For decades, higher education treated AV and IT as related but separate. AV handled the room. IT handled the network. Those boundaries held when AV systems were self-contained. A room had its own switcher, its own display path, its own control logic. If something broke, troubleshooting stayed inside the room.
That world is gone. Classrooms now run on the network. AV moved onto IT’s network and inherited every dependency, policy, and constraint that comes with it. But AV still gets evaluated the way it always has. Faculty do not care what layer the failure lives on. If the room does not work when class starts, that is an AV problem in the eyes of everyone standing in it.

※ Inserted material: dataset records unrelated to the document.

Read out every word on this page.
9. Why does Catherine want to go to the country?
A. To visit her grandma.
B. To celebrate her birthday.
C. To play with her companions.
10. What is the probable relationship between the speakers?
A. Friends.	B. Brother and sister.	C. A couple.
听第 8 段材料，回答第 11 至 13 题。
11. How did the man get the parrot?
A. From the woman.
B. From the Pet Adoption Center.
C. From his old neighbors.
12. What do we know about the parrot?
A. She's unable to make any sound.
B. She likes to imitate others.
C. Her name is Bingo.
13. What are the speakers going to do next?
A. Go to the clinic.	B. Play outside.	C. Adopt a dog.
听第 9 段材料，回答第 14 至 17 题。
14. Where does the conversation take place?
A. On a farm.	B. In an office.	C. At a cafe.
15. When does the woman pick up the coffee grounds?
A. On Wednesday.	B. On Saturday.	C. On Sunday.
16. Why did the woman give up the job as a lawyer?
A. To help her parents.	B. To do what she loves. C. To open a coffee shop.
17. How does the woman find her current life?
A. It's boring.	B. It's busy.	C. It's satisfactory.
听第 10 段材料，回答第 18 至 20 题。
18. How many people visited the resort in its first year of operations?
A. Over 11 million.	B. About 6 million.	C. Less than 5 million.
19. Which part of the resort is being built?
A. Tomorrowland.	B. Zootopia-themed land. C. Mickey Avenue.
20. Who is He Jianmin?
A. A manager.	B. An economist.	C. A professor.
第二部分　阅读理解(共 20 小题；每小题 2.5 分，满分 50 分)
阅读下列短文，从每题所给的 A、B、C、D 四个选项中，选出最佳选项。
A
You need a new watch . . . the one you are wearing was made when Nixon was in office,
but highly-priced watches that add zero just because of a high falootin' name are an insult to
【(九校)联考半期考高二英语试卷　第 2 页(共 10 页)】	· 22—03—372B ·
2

IT sees things differently. A campus network serves thousands of users and hundreds of applications. The networking team thinks in terms of traffic management, security posture, policy enforcement, and scale. Those priorities are necessary. But they produce a different definition of what “working” means.
I heard this story during a presentation last year. A team at another institution had a building where their AVoIP rooms were dropping video intermittently. Everything on the AV side looked clean. When they finally got the network team involved, it turned out QoS policies on the AV VLAN were never configured to prioritize video traffic. During peak hours, when the rest of the building was hammering the network, AV streams were treated as best-effort and got starved out. The AV gear was fine. The network was technically up. But the room experience was broken.
When AV says reliable, it means the room works every time someone walks in. Audio is clear. Video appears when expected. When IT says reliable, the conversation centers on uptime metrics, redundancy, and service-level targets across the enterprise. A system can meet every one of those benchmarks and still frustrate the faculty member trying to teach.
Bandwidth means different things too. AV sees it as a requirement tied to a stream. IT sees it as dependent on uplinks, oversubscription, concurrent demand, and what happens when a design that worked in one room scales to a full building. I have experienced pilots perform flawlessly and then seen the same design collapse at scale because nobody tested what forty active rooms do to the same infrastructure.
Security adds more friction. AV needs devices reachable and manageable. IT needs to minimize attack surface and enforce access controls. Both positions are defensible. But when a firewall rule breaks a control path, the AV team finds out because a room stops working during class. Not because someone sent a warning.
Having that cybersecurity background changed how I navigate those moments. I can explain why a firewall rule matters and also explain what happens in the room when a port gets blocked. That translation ability should not be rare. In this industry, it still is.
James King has written about this in his work on IT in AV that AV now plays a direct role in how students and faculty connect and collaborate. That means AV teams are expected to understand VLANs, firewalls, multicast, and QoS in ways that were not part of the job ten years ago. The field adapted. The organizational structures did not.
Most institutions still run AV and IT through different reporting lines, different budgets, different timelines, and different definitions of success. AV is driven by semester deadlines and faculty expectations. IT is driven by standardization, security, and enterprise stability. Those differences determine how each team prioritizes work and responds when something breaks.
Telling them to communicate better does not fix a structural problem. AV teams have to get better at framing problems in terms IT can act on. Saying the room is glitchy does not open doors. Showing that failures correlate with specific network conditions does. Documentation and patterns are leverage.
IT teams have to recognize that a network passing health checks does not mean services are performing well. A room that drops audio for three seconds during a lecture is not a minor event just because the switch stayed up.
And leadership has to stop treating this as a personality conflict. It is a design problem. If the institution wants reliable learning environments, AV and IT have to be structured to plan together and share ownership of the outcome.
I went back to school because I got tired of not being heard. That should not be what it takes. The industry needs AV professionals who understand infrastructure and IT professionals who understand real-time experience. Not because everyone needs a second degree, but because the systems we build now require both perspectives.
The real issue is not that AV and IT speak different languages. It is that campuses depend on both teams to deliver the same experience, and nobody built the organization to support that.
Until that changes, AV will keep owning failures it does not control. IT will keep supporting systems it does not see. And the room will keep being the place where everyone finds out the hard way.